黒川社長の顔は陰り、白鳥瑶を睨みつけた。


「彼女は妊娠したと言って、私に結婚を迫ってきました。もちろん断りました。ある宴会で彼女にお金を渡して終わらせたと思っていたのに、彼女は久瀬社長に薬を盛って、その子を久瀬家の子だと……」


「本当に久瀬家の子じゃないの?」


お祖母様は立ち上がり、怒りを爆発させた。


黒川社長は何度も頷き。


「そんな女の子供なんて、たとえ久瀬家の血が流れていても受け入れるべきではありません。彼女の策に、私も完全に騙されていたんです。」


「彼女から三度もお金を要求されました。二度目は証拠を見せろと言って、私が付き添って羊水検査をしました。私の子供だとわかったので、仕方なく金を払ったんです!」


まるで雷が落ちたように、お祖母様はその場に立ち尽くし、心を押さえて椅子に戻った。


「久瀬家が……こんな女に騙されるなんて……」


久瀬隼人はすぐにボディーガードにお祖母様の病院への同行を命じ、三人が出ていくと、ようやく彼は目を白鳥瑶に向けた。

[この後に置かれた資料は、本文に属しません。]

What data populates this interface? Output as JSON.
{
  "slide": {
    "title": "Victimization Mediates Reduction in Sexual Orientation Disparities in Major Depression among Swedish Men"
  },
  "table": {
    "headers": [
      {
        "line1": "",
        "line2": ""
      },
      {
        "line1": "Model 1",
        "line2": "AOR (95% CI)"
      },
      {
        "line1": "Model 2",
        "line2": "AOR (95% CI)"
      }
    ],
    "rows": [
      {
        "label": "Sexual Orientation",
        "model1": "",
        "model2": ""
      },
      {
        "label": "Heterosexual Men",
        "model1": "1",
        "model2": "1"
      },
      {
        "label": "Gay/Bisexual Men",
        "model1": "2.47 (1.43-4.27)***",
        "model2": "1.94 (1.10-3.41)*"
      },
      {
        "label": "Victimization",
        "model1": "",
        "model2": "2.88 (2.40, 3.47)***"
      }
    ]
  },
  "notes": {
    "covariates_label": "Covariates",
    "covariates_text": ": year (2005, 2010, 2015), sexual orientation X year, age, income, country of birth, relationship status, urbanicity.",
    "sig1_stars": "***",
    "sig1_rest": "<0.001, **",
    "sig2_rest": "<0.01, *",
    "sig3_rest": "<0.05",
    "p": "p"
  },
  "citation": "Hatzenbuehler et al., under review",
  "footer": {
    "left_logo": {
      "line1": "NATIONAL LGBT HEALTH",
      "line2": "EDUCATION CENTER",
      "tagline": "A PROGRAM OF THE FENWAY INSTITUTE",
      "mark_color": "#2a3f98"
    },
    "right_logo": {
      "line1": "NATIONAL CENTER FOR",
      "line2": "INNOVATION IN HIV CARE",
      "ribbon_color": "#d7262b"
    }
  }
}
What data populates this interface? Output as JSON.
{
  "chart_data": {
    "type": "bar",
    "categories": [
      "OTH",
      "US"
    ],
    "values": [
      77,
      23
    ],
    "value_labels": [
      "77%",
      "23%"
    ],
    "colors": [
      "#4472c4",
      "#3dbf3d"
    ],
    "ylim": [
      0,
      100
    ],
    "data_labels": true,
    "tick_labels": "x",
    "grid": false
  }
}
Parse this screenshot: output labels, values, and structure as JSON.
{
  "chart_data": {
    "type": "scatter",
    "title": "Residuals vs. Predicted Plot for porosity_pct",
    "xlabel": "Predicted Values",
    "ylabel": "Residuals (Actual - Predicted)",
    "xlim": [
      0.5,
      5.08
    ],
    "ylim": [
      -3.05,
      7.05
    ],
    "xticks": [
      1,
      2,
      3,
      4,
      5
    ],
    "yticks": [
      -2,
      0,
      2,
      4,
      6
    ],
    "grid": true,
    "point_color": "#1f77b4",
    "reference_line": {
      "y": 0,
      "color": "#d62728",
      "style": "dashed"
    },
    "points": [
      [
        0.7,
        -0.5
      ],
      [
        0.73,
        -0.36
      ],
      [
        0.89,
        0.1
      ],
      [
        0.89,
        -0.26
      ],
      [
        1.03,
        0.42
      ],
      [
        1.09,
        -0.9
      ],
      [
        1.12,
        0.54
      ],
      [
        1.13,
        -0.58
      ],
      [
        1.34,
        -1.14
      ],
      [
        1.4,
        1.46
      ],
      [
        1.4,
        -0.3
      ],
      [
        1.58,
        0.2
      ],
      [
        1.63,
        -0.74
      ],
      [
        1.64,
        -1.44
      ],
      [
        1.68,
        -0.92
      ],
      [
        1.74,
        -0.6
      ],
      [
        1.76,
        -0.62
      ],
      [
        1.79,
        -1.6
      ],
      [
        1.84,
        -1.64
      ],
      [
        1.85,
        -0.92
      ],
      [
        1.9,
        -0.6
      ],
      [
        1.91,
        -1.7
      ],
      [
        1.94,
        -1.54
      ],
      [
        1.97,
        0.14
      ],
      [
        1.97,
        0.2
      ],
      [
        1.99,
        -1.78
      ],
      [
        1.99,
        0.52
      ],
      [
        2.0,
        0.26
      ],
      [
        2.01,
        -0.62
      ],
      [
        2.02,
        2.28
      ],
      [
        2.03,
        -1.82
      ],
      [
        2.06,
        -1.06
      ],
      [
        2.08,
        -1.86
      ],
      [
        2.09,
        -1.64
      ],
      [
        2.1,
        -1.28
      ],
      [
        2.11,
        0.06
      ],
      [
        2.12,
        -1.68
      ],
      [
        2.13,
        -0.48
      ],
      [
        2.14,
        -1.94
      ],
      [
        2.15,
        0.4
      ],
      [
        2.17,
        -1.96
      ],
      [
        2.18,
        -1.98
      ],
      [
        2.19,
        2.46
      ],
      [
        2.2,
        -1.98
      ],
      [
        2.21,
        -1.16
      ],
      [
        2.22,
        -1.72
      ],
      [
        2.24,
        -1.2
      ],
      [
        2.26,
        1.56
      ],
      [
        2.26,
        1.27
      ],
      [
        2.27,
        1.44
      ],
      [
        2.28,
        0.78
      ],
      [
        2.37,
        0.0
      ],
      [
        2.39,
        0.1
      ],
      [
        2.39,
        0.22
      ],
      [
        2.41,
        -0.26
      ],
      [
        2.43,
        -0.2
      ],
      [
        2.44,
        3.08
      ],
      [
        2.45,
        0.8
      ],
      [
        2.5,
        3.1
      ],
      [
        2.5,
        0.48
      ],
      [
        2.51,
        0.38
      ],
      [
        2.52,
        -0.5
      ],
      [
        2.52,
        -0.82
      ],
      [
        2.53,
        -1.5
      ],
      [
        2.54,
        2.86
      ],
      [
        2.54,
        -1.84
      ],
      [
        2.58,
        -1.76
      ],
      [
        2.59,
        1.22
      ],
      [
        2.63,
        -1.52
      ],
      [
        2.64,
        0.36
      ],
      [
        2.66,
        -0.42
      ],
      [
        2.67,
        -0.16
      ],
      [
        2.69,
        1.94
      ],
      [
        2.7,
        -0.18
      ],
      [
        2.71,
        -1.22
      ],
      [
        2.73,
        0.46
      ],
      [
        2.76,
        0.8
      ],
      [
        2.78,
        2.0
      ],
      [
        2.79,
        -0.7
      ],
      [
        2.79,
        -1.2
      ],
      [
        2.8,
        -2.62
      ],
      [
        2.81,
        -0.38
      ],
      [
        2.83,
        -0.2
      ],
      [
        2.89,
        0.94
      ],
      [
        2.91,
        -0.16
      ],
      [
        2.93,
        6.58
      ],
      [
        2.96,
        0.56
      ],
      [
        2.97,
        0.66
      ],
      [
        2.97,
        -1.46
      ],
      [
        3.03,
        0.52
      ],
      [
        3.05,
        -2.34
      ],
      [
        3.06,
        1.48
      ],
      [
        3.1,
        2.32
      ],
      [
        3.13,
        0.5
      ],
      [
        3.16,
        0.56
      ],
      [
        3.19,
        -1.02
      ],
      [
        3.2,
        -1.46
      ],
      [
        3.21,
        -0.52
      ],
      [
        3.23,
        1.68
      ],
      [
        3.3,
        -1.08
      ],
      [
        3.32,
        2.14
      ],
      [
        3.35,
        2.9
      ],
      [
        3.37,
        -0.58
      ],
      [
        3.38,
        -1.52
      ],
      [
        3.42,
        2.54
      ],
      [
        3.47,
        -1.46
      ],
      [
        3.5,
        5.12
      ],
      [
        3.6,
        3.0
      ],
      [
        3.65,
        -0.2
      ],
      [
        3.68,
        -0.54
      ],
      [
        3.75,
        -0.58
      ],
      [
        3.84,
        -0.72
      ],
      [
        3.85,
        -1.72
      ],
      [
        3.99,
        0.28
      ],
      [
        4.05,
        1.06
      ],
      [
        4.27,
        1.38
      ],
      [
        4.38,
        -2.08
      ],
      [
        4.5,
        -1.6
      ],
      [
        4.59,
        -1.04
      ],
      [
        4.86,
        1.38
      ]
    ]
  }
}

彼女は正気に戻り、すぐに膝をついて久瀬隼人の脚にしがみついた。


「違うの!信じて!全部嘘よ!この人が嘘をついてるの!」


黒川社長が冷たく口を挟んだ。


「じゃあ、検査すればすぐわかる。誰が嘘をついてるか。」


久瀬隼人は冷たい眼差しで白鳥瑶を見下ろし、ひと言だけ呟いた。


「検査だ。」


黒川社長は即座に手を挙げ、二人の使用人を呼び出した。


「この女を黒川家の病院に連れて行け。私と久瀬社長が付き添う。」


「嫌!お願い、信じて!隼人!」


白鳥瑶は泣き叫び、必死に彼の足首にすがりついた。


「あなた、あの子をすごく楽しみにしてたじゃない……」


彼女の頬を涙が伝う。しかし彼は一言も返さなかった。その沈黙に白鳥瑶はすがるように叫んだ。


「霧島栖ももういない、私たち三人で暮らせば……」


その瞬間、久瀬隼人の怒りが爆発した。彼は白鳥瑶の首をつかみ、目が真っ赤に染まる。


「誰が、いないって?」


黒川社長は慌てて数歩後退した。


白鳥瑶は首を締められ、顔色が青紫に変わり、涙と鼻水でぐちゃぐちゃになった。


「んぐっ、んぐっ……」


久瀬隼人がようやく手を緩めると、彼女は息を整え、臭気をまき散らしながら息を吐いた。黒川社長は鼻を押さえて近づき。


「久瀬社長、ご安心ください。検査結果は私が責任を持ってお届けします。」


白鳥瑶はついに仮面を剥がし、憎しみに満ちた顔をあらわにした。


「久瀬隼人!霧島栖が離婚したいって言ったのも、わかる気がするわ!」


久瀬隼人は雷に打たれたように呆然とし、手を放した。


白鳥瑶はその隙を突いて彼から離れ、勝ち誇ったように笑った。